You might have just missed out on your dream course or couldn’t find anything that appealed to you in Clearing. If that's the case, a gap year can be a great way to get some work experience (paid or voluntary) that will enhance your UCAS application when you reapply and show universities that you’re committed and hardworking.
If you feel the pull of travel overseas, it doesn’t have to be all backpacking and full moon parties. You can apply for volunteer schemes or if you spend some time completing a TEFL course you can make some cash teaching English abroad. Just be aware that due to visa restrictions there are some countries that need you to have a university degree to be able to teach there.
Get a professional or vocational qualification
Some university degrees like medicine have a defined career path after graduation, but with some degrees your career journey will be a bit more flexible.
With these kinds of courses, it can often be difficult to show employers evidence of skills rather than just knowledge, making it harder to get all important work experience. Professional and vocational qualifications offer a more straightforward path into certain professions.
You might feel like not going to university will hinder your career, but in some industries, there is a higher value placed on professional qualifications than degrees. For instance, if you want to work in HR, most employers request a Chartered Institute of Personnel and Development (CIPD) qualification, not an HR degree.
A professional qualification might even help you enter a university at a higher level. For example, Association of Accounting Technicians (AAT) qualifications will allow you to enter a fast-track programme to become a Chartered Accountant.
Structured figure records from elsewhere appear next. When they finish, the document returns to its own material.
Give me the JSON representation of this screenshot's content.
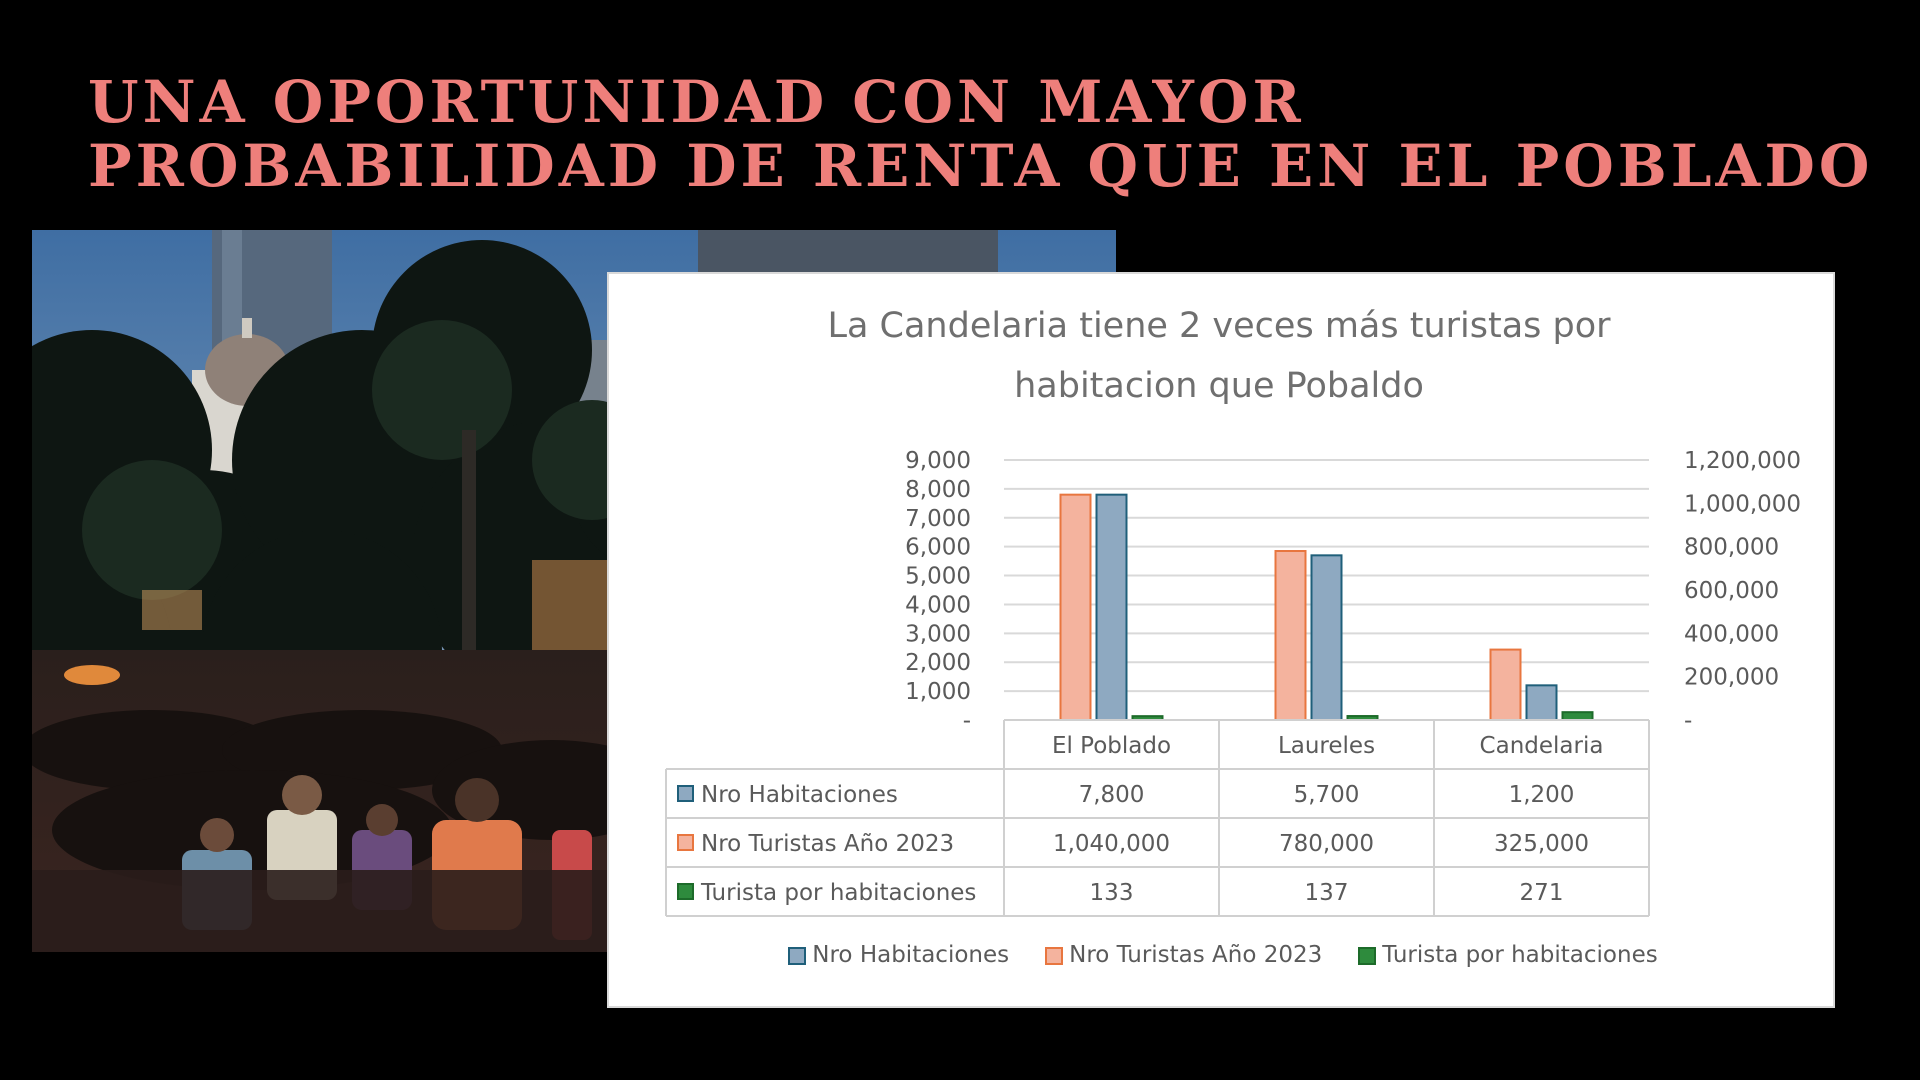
{
  "headline": {
    "line1": "UNA OPORTUNIDAD CON MAYOR",
    "line2": "PROBABILIDAD DE RENTA QUE EN EL POBLADO"
  },
  "colors": {
    "background": "#000000",
    "headline": "#ee7f7b",
    "series_habitaciones_fill": "#8ea9c1",
    "series_habitaciones_border": "#1f5f7a",
    "series_turistas_fill": "#f4b39e",
    "series_turistas_border": "#e8763f",
    "series_turista_hab_fill": "#2e8b3d",
    "series_turista_hab_border": "#1d6b2a"
  },
  "chart_data": {
    "type": "bar",
    "title": "La Candelaria tiene 2 veces más turistas por habitacion que Pobaldo",
    "categories": [
      "El Poblado",
      "Laureles",
      "Candelaria"
    ],
    "series": [
      {
        "name": "Nro Habitaciones",
        "values": [
          7800,
          5700,
          1200
        ],
        "axis": "left",
        "labels": [
          "7,800",
          "5,700",
          "1,200"
        ]
      },
      {
        "name": "Nro Turistas Año 2023",
        "values": [
          1040000,
          780000,
          325000
        ],
        "axis": "right",
        "labels": [
          "1,040,000",
          "780,000",
          "325,000"
        ]
      },
      {
        "name": "Turista por habitaciones",
        "values": [
          133,
          137,
          271
        ],
        "axis": "left",
        "labels": [
          "133",
          "137",
          "271"
        ]
      }
    ],
    "bar_draw_order": [
      "Nro Turistas Año 2023",
      "Nro Habitaciones",
      "Turista por habitaciones"
    ],
    "y_left": {
      "min": 0,
      "max": 9000,
      "ticks": [
        "-",
        "1,000",
        "2,000",
        "3,000",
        "4,000",
        "5,000",
        "6,000",
        "7,000",
        "8,000",
        "9,000"
      ]
    },
    "y_right": {
      "min": 0,
      "max": 1200000,
      "ticks": [
        "-",
        "200,000",
        "400,000",
        "600,000",
        "800,000",
        "1,000,000",
        "1,200,000"
      ]
    },
    "grid": true,
    "data_table": true,
    "legend_position": "bottom"
  }
}
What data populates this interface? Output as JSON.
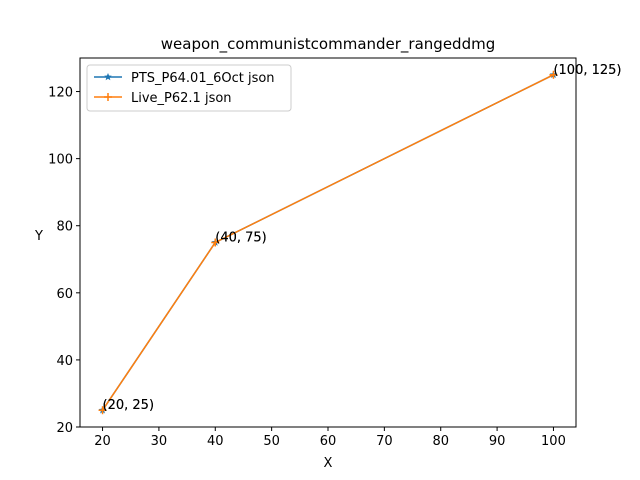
{
  "chart_data": {
    "type": "line",
    "title": "weapon_communistcommander_rangeddmg",
    "xlabel": "X",
    "ylabel": "Y",
    "xlim": [
      16,
      104
    ],
    "ylim": [
      20,
      130
    ],
    "xticks": [
      20,
      30,
      40,
      50,
      60,
      70,
      80,
      90,
      100
    ],
    "yticks": [
      20,
      40,
      60,
      80,
      100,
      120
    ],
    "grid": false,
    "legend_position": "upper-left",
    "series": [
      {
        "name": "PTS_P64.01_6Oct json",
        "x": [
          20,
          40,
          100
        ],
        "y": [
          25,
          75,
          125
        ],
        "color": "#1f77b4",
        "marker": "star"
      },
      {
        "name": "Live_P62.1 json",
        "x": [
          20,
          40,
          100
        ],
        "y": [
          25,
          75,
          125
        ],
        "color": "#ff7f0e",
        "marker": "plus"
      }
    ],
    "annotations": [
      {
        "text": "(20, 25)",
        "x": 20,
        "y": 25
      },
      {
        "text": "(40, 75)",
        "x": 40,
        "y": 75
      },
      {
        "text": "(100, 125)",
        "x": 100,
        "y": 125
      }
    ]
  }
}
Plus, some non-academic qualifications are equal in difficulty and prestige to a Masters’ degree, so you can still become a leader in your field without going to university.
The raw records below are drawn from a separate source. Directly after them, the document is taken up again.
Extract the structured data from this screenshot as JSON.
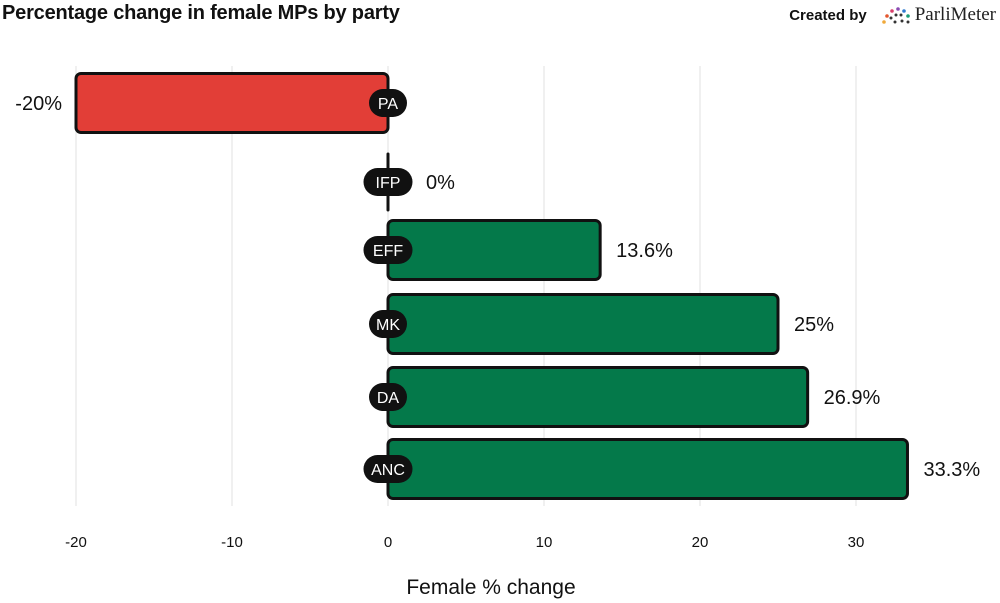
{
  "header": {
    "title": "Percentage change in female MPs by party",
    "credit_prefix": "Created by",
    "brand_name": "ParliMeter",
    "brand_logo_icon": "dotted-arc-logo-icon"
  },
  "colors": {
    "positive": "#04794a",
    "negative": "#e23e37",
    "outline": "#111111",
    "gridline": "#ececec",
    "label_pill": "#111111"
  },
  "chart_data": {
    "type": "bar",
    "orientation": "horizontal",
    "title": "Percentage change in female MPs by party",
    "xlabel": "Female % change",
    "ylabel": "",
    "categories": [
      "PA",
      "IFP",
      "EFF",
      "MK",
      "DA",
      "ANC"
    ],
    "values": [
      -20,
      0,
      13.6,
      25,
      26.9,
      33.3
    ],
    "value_labels": [
      "-20%",
      "0%",
      "13.6%",
      "25%",
      "26.9%",
      "33.3%"
    ],
    "xlim": [
      -20,
      33.3
    ],
    "x_ticks": [
      -20,
      -10,
      0,
      10,
      20,
      30
    ],
    "x_tick_labels": [
      "-20",
      "-10",
      "0",
      "10",
      "20",
      "30"
    ],
    "grid": "vertical",
    "legend": "none"
  }
}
The Qualifications and Credit Framework can help you compare academic and non-academic qualifications.
Become an Apprentice
Apprenticeships are a great way to enter the world of work and get valuable training at the same time. You’ll get to study for a qualification and get real on the job experience at the same time. Plus, you’ll be getting paid so it really is a great opportunity to kick off your career.
So many big companies already take on apprentices and now that the Government’s Apprenticeship Levy is in effect, we expect more opportunities to become available.
And they're not just for entry-level roles - there are apprenticeships for managers, department heads, and even Directors and CEOs.
Whatever you decide to do, remember that some of the most successful people in the world didn’t let failure hold them back, so why should you?